Autour d’une page blanche
(l’étape de transition)
La même année, en décembre deux capucins viennent prêcher une mission (un temps de conversion pour la population des campagnes). À l'issue de cette mission, elle devient membre du tiers-ordre capucin. Que s'est-il passé dans les entretiens qu'elle a eu avec en particulier l'un des deux capucins ? Toujours est-il que ce capucin (Marie-Bernard) dit au curé qu'il a une sainte dans sa paroisse. Le curé l'ignorait complètement. Elle dit qu'entre une confession avec lui et la communion peu de temps après il y a eu pour elle une " page blanche " dont elle ne parlera à personne (même si par la suite elle dit l'avoir racontée au curé de sa paroisse). Une " page blanche " que tout le restant de sa vie elle va remplir, fournissant ainsi tout un gros volume de lettres mystiques.
C'est au cours de cette période où le père Marie-Bernard la suit que Marthe déclare être totalement paralysée (bras et jambes) : « Brusquement le 2 février 1929 apparaît une impotence avec raideur des jambes ; les bras ne peuvent plus servir et deviennent raides. » Pendant les deux ans où le père Marie-Bernard l'accompagne, il lui présente des " personnes riches et bienfaisantes " qui aident financièrement la famille de Marthe Robin et ses œuvres naissantes, dont la baronne de Baÿ qui est fort généreuse. Ce seront les premiers mécènes d'une longue suite. C’est également à partir de cette époque qu’elle dit avoir des communications mystiques et qu’elle les fait connaître à son entourage. Ce qui s’est mis en place pendant cette période n’ira qu’en s’amplifiant jusqu’à la fin de sa vie.

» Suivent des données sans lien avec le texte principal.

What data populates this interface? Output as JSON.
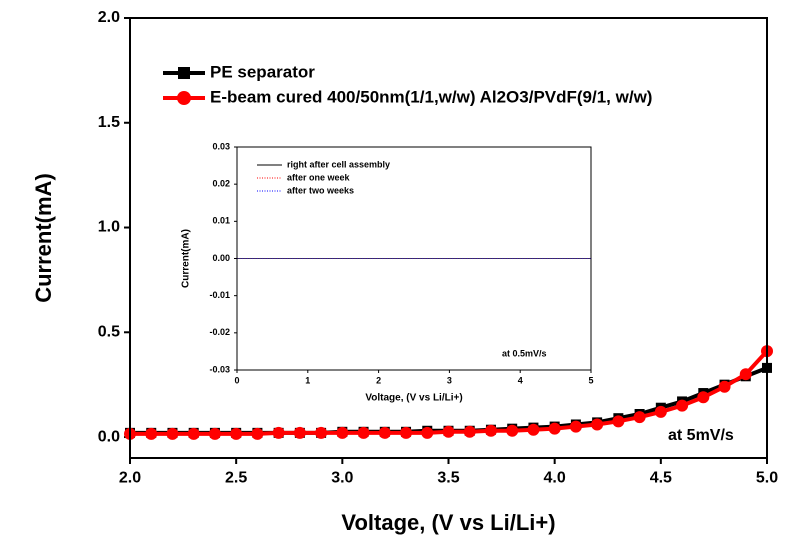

On retrouve des notes de ce capucin où il dit s’être progressivement rendu compte qu’il avait affaire à une « fausse mystique ». Il reconnaît s’être laissé tromper « par orgueil » : il a été trop sensible à l’honneur d’être le « père spirituel » d’une « sainte ».
Intouchable
L’état dans lequel était Marthe Robin en 1929 va rester définitif (paralysie totale des bras et des jambes). A partir de 1931, elle souffre la Passion et reçoit des stigmates chaque vendredi. Depuis 1932 elle dit ne plus manger ni dormir. En septembre 1939, une aggravation certaine : « Les stigmates qui n’apparaissaient sans plaies que le vendredi, sont devenus à peu près permanents sur la tête, les pieds, les mains et le côté, mais toujours sans plaies. » Depuis la même époque la vision disparaît complètement ; par la suite « elle percevra de temps en temps des impressions fugaces et douloureuses ». C’est dans cet état que les deux médecins mandatés par l’évêque du lieu, en 1942, vont trouver Marthe Robin. Ils sont a priori bienveillants mais ils savent que leur examen ne permet pas, à lui seul, d’établir s’il y a ou non fraude. Ils constatent la paralysie et le fait que la dénutrition n’a laissé aucune séquelle sur son corps. Ils essuient le sang coagulé, constatent qu’il n’y a pas de plaies, mais ne voient pas le sang couler. Pour fournir la preuve que Marthe Robin ne ment pas quand elle dit ne pas voir, ne pas se nourrir ni dormir, il faudrait, disent-ils, la mettre sous surveillance jour et nuit pendant une période assez longue. L’hospitalisation nécessaire (ou la surveillance à domicile jour et nuit) sera demandée trois fois et elle n’aura jamais lieu. Par ailleurs, le seul examen médical qu’ait eu à supporter Marthe Robin est très partiel : elle hurle de douleur lorsque les médecins la touchent ou lorsqu’ils mettent de la lumière et tentent de lui ouvrir les yeux.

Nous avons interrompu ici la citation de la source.